Response from KarenDetroit (Reviewer)
ARRRGGG!Don't you repect the Geneva Convetions on Torture????
Response from averygoodun (Author of Traitor)
*giggle* Is there such a thing in fiction?
That said, there will be a companion piece called, very appropriately, "Closure" coming up pretty soon. A lot of questions will be answered in there (though it's still vague-ish on that one).
Yowza. The sex with Peter/Wormtail was just so icky. And you got the ick factor just right - along with the reality that it wasn't, of all the things Hermione had to endure, really so awful in the grand scheme of things. And then when Snape watched -well, that was wrong and right and actually quite hot. And through it all you never lost the complexity of the emotions involved, the grey-ness of all the protagonists. Thanks so much for a thought-provoking and entertaining read.
Response from averygoodun (Author of Traitor)
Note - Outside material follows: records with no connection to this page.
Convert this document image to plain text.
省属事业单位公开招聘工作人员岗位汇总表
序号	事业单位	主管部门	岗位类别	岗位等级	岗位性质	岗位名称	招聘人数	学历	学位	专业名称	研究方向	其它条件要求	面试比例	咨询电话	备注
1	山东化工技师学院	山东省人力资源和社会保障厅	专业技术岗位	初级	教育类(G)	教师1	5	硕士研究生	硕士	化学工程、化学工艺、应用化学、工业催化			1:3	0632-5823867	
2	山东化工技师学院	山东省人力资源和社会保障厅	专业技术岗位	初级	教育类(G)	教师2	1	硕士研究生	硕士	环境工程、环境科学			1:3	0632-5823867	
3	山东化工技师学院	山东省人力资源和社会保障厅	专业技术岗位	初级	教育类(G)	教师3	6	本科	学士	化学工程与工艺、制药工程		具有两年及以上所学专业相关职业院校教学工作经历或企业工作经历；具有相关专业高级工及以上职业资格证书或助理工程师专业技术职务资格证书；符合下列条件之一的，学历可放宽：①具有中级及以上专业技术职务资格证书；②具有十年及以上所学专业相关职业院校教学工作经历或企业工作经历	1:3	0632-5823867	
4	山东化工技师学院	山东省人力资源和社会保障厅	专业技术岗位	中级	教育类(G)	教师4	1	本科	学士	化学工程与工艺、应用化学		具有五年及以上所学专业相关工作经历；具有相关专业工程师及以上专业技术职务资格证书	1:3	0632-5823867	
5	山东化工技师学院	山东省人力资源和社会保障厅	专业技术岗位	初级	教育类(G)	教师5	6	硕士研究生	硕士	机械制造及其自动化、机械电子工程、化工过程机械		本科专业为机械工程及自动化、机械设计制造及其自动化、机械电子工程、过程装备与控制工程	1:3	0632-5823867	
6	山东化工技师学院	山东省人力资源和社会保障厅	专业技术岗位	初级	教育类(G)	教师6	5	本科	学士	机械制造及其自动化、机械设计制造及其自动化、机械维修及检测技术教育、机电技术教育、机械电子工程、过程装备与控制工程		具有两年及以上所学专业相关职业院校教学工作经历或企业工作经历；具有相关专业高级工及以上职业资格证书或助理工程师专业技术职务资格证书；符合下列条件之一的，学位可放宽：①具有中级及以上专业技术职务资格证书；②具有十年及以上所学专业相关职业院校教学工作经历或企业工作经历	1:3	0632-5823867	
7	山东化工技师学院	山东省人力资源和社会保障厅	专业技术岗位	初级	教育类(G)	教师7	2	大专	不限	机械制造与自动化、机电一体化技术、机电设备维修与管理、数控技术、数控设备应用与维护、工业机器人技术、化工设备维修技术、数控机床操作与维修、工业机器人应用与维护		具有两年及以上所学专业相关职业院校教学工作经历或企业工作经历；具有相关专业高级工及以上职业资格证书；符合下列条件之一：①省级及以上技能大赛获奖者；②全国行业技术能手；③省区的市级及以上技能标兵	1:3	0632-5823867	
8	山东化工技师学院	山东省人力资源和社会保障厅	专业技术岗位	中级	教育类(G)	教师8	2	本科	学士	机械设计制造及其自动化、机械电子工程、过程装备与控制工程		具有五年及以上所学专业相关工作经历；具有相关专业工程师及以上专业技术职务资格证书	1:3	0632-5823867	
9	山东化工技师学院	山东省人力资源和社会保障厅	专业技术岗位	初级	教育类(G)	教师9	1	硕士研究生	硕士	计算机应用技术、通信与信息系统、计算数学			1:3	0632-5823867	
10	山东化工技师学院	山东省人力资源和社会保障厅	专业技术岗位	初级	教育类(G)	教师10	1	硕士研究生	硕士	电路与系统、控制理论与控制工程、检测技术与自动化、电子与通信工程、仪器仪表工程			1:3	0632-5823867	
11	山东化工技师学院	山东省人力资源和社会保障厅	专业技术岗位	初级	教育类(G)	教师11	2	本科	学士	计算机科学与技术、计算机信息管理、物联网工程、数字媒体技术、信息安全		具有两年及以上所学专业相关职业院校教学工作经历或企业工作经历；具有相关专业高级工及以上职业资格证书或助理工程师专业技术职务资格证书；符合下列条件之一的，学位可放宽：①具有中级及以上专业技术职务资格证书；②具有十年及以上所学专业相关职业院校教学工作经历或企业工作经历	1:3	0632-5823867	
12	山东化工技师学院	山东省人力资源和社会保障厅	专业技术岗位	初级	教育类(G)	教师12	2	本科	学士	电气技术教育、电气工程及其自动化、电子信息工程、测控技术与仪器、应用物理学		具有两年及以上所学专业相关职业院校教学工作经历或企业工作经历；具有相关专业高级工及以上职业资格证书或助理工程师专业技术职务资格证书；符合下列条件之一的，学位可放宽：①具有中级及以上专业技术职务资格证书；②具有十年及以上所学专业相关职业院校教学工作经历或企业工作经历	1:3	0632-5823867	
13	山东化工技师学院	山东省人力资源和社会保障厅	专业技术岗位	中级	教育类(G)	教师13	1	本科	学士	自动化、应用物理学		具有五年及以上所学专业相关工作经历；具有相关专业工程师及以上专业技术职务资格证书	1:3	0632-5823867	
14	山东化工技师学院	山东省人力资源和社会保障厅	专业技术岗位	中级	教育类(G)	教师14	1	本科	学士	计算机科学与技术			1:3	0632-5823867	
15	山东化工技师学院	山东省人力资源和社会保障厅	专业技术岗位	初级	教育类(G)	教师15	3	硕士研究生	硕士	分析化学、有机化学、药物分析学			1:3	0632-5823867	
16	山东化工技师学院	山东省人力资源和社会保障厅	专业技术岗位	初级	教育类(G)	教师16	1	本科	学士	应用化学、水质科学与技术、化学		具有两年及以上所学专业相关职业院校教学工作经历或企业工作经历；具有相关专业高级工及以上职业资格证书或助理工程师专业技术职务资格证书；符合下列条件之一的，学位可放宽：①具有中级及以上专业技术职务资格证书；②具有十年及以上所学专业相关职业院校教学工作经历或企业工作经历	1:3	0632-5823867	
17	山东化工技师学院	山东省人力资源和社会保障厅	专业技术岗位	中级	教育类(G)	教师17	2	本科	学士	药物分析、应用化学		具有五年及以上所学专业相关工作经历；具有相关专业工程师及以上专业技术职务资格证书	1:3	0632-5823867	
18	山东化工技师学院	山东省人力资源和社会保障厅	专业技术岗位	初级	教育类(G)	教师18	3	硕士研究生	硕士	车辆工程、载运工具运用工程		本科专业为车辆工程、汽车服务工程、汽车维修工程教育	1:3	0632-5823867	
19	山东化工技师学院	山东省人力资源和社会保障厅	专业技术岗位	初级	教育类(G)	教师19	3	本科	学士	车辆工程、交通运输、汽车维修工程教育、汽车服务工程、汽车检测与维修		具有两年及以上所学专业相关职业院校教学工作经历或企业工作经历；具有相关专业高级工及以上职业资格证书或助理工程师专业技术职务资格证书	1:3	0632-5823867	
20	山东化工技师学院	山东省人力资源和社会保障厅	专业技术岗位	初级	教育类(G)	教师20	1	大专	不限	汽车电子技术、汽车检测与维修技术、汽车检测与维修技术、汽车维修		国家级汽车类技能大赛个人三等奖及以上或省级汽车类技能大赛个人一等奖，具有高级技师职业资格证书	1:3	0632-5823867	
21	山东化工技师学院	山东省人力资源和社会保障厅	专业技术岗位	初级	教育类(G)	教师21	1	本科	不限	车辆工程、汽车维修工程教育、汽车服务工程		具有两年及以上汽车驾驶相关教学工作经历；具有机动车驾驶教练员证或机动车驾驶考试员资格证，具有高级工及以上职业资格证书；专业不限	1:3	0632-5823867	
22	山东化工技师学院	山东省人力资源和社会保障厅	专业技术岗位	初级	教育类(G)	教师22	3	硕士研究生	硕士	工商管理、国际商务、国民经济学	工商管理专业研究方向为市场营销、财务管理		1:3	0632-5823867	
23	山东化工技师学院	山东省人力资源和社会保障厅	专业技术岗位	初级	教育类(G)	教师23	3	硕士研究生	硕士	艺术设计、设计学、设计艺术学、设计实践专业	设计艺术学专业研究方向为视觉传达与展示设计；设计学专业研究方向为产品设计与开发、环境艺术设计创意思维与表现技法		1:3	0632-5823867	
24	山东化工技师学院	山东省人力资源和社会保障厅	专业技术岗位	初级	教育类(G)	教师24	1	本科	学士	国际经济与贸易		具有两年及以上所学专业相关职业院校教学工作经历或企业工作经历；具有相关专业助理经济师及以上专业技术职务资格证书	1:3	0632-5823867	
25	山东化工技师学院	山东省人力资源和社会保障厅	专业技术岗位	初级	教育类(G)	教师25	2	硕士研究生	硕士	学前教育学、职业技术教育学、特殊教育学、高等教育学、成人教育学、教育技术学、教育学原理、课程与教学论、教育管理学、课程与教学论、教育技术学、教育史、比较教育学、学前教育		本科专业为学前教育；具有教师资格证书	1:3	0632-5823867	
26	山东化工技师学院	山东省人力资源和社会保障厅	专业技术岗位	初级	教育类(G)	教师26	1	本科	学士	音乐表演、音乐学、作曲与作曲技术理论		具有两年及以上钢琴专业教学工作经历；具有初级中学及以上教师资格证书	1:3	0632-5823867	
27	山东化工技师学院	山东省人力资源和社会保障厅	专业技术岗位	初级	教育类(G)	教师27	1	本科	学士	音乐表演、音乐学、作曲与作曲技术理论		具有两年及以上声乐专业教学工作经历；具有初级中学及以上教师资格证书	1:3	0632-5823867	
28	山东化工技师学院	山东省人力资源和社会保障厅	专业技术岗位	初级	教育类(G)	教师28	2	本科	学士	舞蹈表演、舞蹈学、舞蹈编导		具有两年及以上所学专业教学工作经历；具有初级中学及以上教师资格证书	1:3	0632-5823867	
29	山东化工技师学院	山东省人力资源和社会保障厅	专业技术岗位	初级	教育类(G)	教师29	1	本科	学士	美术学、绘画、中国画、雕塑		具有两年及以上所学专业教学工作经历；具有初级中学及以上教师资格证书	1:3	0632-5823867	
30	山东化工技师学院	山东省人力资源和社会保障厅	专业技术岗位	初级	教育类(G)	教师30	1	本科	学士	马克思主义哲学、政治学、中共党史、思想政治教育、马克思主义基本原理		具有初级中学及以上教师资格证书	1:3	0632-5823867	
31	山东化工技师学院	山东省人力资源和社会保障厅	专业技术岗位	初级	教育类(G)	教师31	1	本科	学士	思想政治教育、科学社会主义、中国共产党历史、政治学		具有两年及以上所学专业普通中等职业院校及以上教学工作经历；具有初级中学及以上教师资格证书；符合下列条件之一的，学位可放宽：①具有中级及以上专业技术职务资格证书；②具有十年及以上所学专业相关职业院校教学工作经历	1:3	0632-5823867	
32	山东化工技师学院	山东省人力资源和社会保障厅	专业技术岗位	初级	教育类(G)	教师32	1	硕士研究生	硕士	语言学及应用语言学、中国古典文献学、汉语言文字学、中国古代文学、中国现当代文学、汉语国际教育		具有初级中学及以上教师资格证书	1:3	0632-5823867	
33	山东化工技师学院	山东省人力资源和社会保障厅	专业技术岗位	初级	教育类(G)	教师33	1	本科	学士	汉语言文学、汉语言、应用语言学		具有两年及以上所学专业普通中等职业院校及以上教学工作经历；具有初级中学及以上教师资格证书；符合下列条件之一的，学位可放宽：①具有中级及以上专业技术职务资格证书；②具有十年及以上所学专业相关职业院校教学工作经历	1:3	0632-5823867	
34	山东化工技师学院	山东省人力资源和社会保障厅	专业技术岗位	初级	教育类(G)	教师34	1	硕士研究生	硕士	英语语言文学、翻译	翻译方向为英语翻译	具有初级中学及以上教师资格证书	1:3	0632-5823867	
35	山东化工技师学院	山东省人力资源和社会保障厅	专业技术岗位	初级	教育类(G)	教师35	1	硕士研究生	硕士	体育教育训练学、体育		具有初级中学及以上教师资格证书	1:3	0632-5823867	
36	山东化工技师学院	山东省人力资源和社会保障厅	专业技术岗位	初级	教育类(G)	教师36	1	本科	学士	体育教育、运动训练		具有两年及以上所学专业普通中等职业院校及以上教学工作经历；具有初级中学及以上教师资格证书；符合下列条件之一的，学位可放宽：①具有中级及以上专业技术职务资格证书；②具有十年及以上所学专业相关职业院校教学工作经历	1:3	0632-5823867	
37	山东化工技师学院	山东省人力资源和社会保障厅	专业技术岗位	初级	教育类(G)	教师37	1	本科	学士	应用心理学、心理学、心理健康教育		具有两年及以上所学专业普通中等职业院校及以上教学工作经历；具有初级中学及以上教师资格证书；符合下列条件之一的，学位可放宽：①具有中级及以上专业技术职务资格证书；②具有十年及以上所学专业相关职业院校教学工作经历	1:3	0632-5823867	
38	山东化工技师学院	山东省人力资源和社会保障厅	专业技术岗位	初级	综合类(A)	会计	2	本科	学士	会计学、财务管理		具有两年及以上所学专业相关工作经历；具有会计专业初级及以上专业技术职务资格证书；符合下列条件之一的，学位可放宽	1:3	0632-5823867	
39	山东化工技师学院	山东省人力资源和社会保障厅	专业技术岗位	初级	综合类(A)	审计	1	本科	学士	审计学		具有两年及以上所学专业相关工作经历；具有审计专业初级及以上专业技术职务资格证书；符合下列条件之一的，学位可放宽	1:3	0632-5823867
Thank you!!! I... Thank you.
Very well written story the whole way through. I really enjoyed it and was thankfull for the quick updates. The way you ended it was very exciting. Well done job all the way around.
Response from averygoodun (Author of Traitor)
Thank you!
Hi Avery. Now that I have completed Shades (at least on SH and FF), I finally got the courage to read this story from start to finish. Actually, I started reading when you first began posting chapters, but I only got to chapter 5 before I stopped. To be honest, I found it extremely difficult reading. The words painful and profoundly distrubing come to mind. But I suppose that was the effect you were looking for. Don't get me wrong--your writing itself is excellent. Very descriptive, good characterization and not too wordy (unlike me...). I also applaud your emphasis on a strong theme as I think too many fanfiction writers just want to write something fluffy that will be 'popular'. It takes courage to do something like this. What I found most amazing is that my story could inspire such a piece. It is ironic that your Hermione essentilly makes the polar opposite choice from mine. She compromises nearly all her morals and principles in order to survive, making her a traitor not to Harry or the Light, but to herself. It was a weighty piece of work. Good job.Cheers and best wishes,
Response from averygoodun (Author of Traitor)
Response from averygoodun (Author of Traitor)
Hey. Well, thank you for reading it! You're right, I was attempting to write something very painful and disturbing. I've read Stockholm Syndrome stories that really, really romanticize the situation and don't take into account that it is a disorder; the victim is ILL, and it is not a healthy, romantic situation.
What I wanted to explore as much as that, though, is that survival really can outweigh morals when it comes right down to it, and Hermione has not proven herself to be as strong as Harry is under pressure. Hermione will have a hard time of it because she knows she did betray herself, even if the trip to the betrayal was almost invisible.
Thank you both for the inspiration (amazing story, btw!), and for your thoughts!